Acquired by the present owner, circa 1995 

Catalogue Note

We are grateful to Gerard Hastings, whose new book on Keith Vaughan’s graphic art is to be published later in the year by Pagham Press in Association with the Keith Vaughan Society, for his kind assistance with the catalouging of the present work, and for compiling the catalogue essay.

Although this painting has the freshness of a sketch, Vaughan has signed it as a finished work. Much of the pictorial interest lies in being able to see the artist’s working method. Each stage of the painting’s progress is retained in the final image. For example, the arms of the figure at the right simultaneously reach up to pick fruit and, in another position, hold them in his hands. Similarly the tree at the left can be seen through the torso of the figure standing in front of it.

The subject of figures in an orchard picking fruit, or in a landscape reaching up to branches, occurs frequently in Vaughan’s painting at this time, (see Figures Climbing Trees, 1946, Figure Beneath a Tree Branch, 1947, Man Gathering Fruit, 1948 and Water Trees and Figures, 1948).
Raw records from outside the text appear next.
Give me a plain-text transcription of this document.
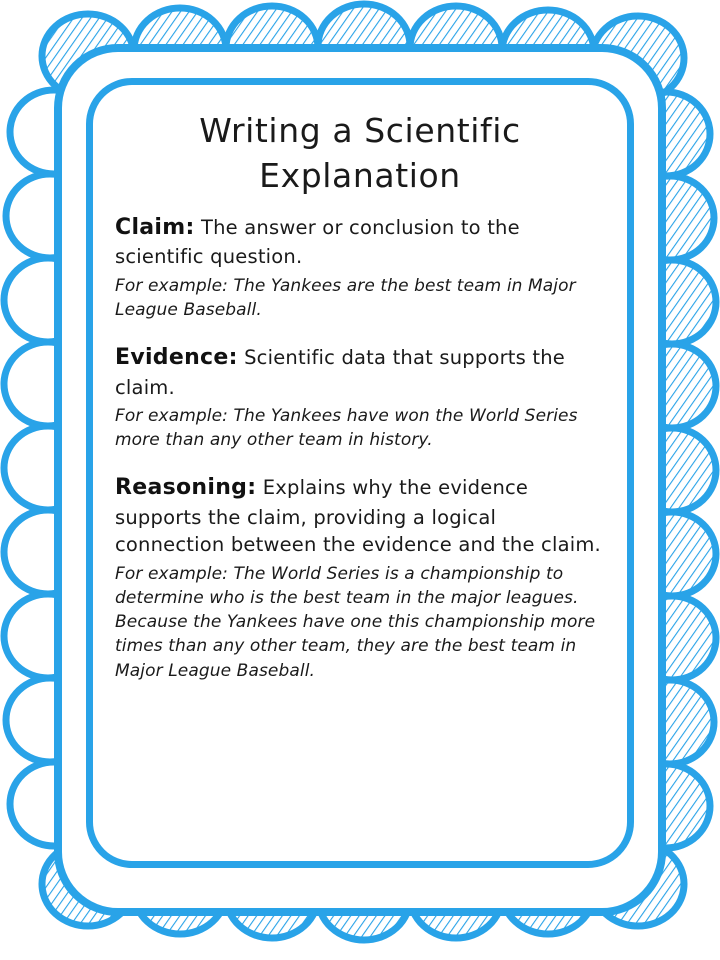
Writing a Scientific
Explanation

Claim: The answer or conclusion to the scientific question.

For example: The Yankees are the best team in Major League Baseball.

Evidence: Scientific data that supports the claim.

For example: The Yankees have won the World Series more than any other team in history.

Reasoning: Explains why the evidence supports the claim, providing a logical connection between the evidence and the claim.

For example: The World Series is a championship to determine who is the best team in the major leagues. Because the Yankees have one this championship more times than any other team, they are the best team in Major League Baseball.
He worked on the land as a non-combatant for the duration of the war, Vaughan was interested in the themes of man linked to his environment, the changing seasons and farmers harvesting produce.

Having been cut off from artistic developments on the continent during the war, like all British painters Vaughan visited the Picasso/Matisse exhibition at the Victoria and Albert in 1945. We can see the effect Matisse’s work had on him in the arching, curves and linear construction of the forms.